Lance Armstrong Charged With Doping. Again.
New allegations could finally ruin the Tour de France champ's reputation.
Former cycling champion Lance Armstrong is facing new allegations from the US Anti-Doping Agency of using performance-enhancing drugs during many of his races. The seven-time Tour de France winner could be stripped of his victories and receive a lifetime ban from the sport if found guilty. Armstrong, as well as five former members of his staff—a trainer, three doctors and a manager—is accused of participating in a huge doping conspiracy from 1998-2011. This is the second time Armstrong has been in hot water—earlier charges were dropped in February. The USADA notified Armstrong of the new allegations in a 15-page letter, stating that blood samples taken in 2009 and 2010 were "consistent with blood manipulation including EPO use and/or blood transfusions." The 40-year-old cyclist took to twitter to dismiss the claims: "These charges are baseless, motivated by spite and advanced through testimony bought and paid for by promises of anonymity and immunity." He added that after more than 500 drug tests, he's never failed once. But David Howman, the director of the World Anti-Doping Agency, says that not testing positive doesn’t mean there isn’t any noteworthy evidence. "I think it's significant that it's not an athlete alone being charged.
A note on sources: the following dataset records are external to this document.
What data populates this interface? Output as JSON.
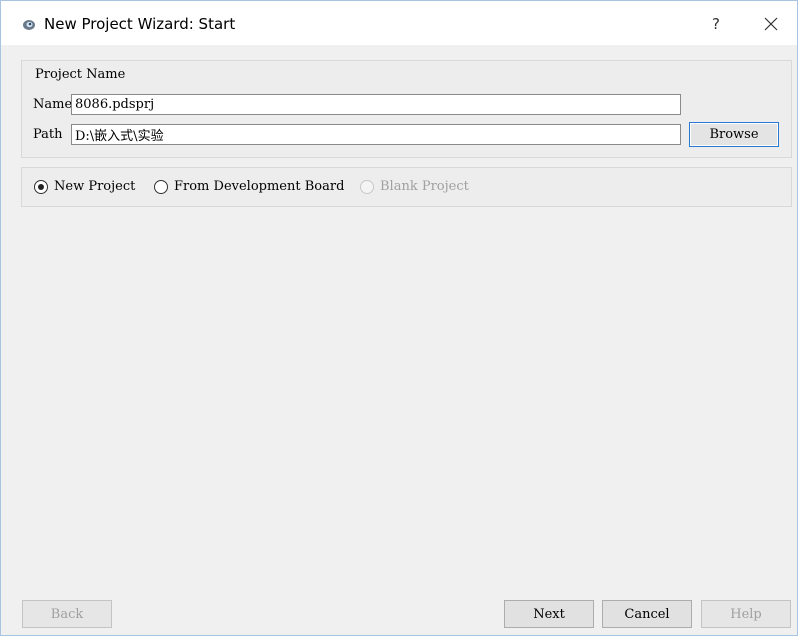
{
  "window": {
    "title": "New Project Wizard: Start",
    "help_glyph": "?",
    "close_icon": "close-icon",
    "app_icon": "proteus-app-icon"
  },
  "project_name": {
    "group_title": "Project Name",
    "name_label": "Name",
    "name_value": "8086.pdsprj",
    "path_label": "Path",
    "path_value": "D:\\嵌入式\\实验",
    "browse_label": "Browse"
  },
  "project_type": {
    "options": [
      {
        "label": "New Project",
        "selected": true,
        "enabled": true
      },
      {
        "label": "From Development Board",
        "selected": false,
        "enabled": true
      },
      {
        "label": "Blank Project",
        "selected": false,
        "enabled": false
      }
    ]
  },
  "footer": {
    "back_label": "Back",
    "next_label": "Next",
    "cancel_label": "Cancel",
    "help_label": "Help"
  },
  "colors": {
    "accent_border": "#2a7ad4",
    "disabled_text": "#a0a0a0",
    "window_bg": "#f0f0f0"
  }
}
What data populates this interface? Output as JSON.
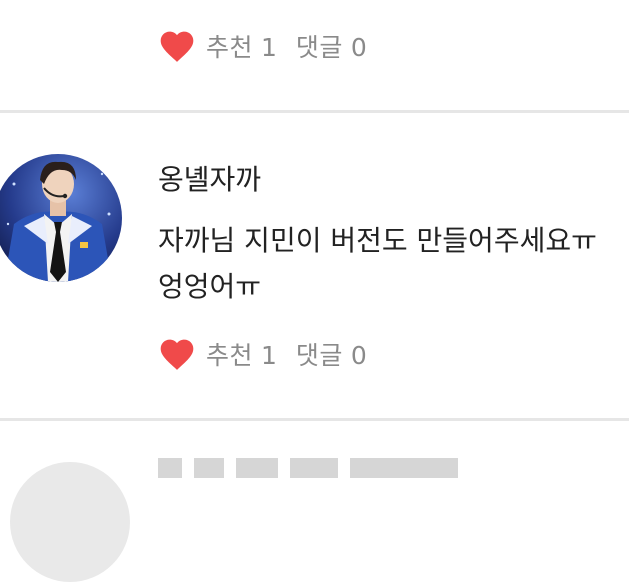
{
  "previous_comment": {
    "reactions": {
      "like_label": "추천",
      "like_count": "1",
      "reply_label": "댓글",
      "reply_count": "0"
    }
  },
  "comment": {
    "username": "옹녤자까",
    "text": "자까님 지민이 버전도 만들어주세요ㅠ 엉엉어ㅠ",
    "reactions": {
      "like_label": "추천",
      "like_count": "1",
      "reply_label": "댓글",
      "reply_count": "0"
    }
  },
  "icons": {
    "like": "heart-icon"
  },
  "colors": {
    "heart": "#f04a4a",
    "reaction_text": "#8a8a8a",
    "divider": "#e6e6e6"
  }
}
It's an athlete/entourage," he says. "There have been a lot of athletes who have faced sanctions through non-analytical evidence. We do not rely on science only nowadays. You cannot accept that science alone will find those who might be breaching the rules." When the charges were made, Armstrong was overseas training for a triathlon—he's since been banned from competing. A hearing for his case is expected by November.